Un projet d’oléoduc contesté entre le Tchad et le Cameroun

Avant même d’écouler du pétrole, le futur oléoduc financé par la Banque mondiale fait couler beaucoup d’encre. Les ONG accusent le projet d’être dangereux pour l’environnement et jugent qu’il rapportera peu aux deux pays concernés.

Le plus gros projet structurant que l’Afrique ait vu depuis une décennie soulève de fortes contestations – au moins en Europe. La Banque mondiale a approuvé hier le financement du futur oléoduc de 1000 km qui devrait permettre, à partir de 2005, le transport du pétrole qui jaillira du forage de Doba – au Sud du pays – jusqu’aux côtes camerounaises. Ce projet d’un montant de 3,7 milliards de dollars US sera le plus important investissement privé en Afrique dans les prochaines années. La Banque mondiale l’abondera par des prêts propres de 200 millions de dollars et apportera 300 millions supplémentaires de prêts garantis octroyés par un pool de banques.

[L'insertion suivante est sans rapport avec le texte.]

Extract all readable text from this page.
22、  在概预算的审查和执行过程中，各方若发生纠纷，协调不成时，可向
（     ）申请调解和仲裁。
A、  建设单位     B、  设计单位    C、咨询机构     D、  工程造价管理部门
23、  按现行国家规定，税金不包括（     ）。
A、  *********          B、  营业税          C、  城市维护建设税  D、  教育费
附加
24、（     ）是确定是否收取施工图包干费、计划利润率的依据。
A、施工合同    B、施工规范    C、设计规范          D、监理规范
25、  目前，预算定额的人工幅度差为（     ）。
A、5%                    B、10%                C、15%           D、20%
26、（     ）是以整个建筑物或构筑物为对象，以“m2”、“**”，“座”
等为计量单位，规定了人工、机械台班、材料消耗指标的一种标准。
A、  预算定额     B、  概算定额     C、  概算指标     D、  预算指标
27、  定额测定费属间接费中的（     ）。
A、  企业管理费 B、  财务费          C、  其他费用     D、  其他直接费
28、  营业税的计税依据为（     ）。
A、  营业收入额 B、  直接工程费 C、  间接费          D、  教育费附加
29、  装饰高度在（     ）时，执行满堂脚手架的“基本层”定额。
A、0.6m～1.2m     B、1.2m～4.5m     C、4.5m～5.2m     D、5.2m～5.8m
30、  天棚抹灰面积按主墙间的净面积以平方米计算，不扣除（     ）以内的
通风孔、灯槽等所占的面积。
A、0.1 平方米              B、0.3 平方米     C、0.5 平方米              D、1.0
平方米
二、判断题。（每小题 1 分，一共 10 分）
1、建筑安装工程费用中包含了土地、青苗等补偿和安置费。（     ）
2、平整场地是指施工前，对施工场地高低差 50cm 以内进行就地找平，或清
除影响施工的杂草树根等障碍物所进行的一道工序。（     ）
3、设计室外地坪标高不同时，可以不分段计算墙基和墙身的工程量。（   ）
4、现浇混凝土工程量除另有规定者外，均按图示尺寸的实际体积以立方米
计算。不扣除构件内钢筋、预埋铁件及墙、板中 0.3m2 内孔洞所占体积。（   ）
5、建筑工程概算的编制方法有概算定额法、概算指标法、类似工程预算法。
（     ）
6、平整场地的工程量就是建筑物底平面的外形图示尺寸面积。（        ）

Depuis plusieurs années, d’importantes organisations non gouvernementales (ONG) attachées à la défense de la nature ont mis en garde la Banque mondiale quant aux risques de dommages à l’environnement que contiendrait ce projet. D’autres associations, citées ce mercredi par le quotidien français Libération, expriment des doutes quant au  » partage équitable des futures ressources du pétrole « . Les  » garanties contre la corruption « , pourtant prévues et entérinées par le pouvoir tchadien, seraient, elles aussi, sujettes à caution.

Dix milliards de dollars

James D. Wolfensohn, président du groupe de la Banque mondiale, balayait aujourd’hui ces objections. Il soulignait notamment  » l’effort de collaboration sans précédent entre la Banque, le consortium d’entreprises privées et les deux gouvernements du Tchad et du Cameroun. « 

Au terme des engagements pris par les deux pays, les entreprises pétrolières prenant part au pipe-line devraient se partager les trois-quarts des revenus de l’opération, estimés à 10 milliards de dollars au total.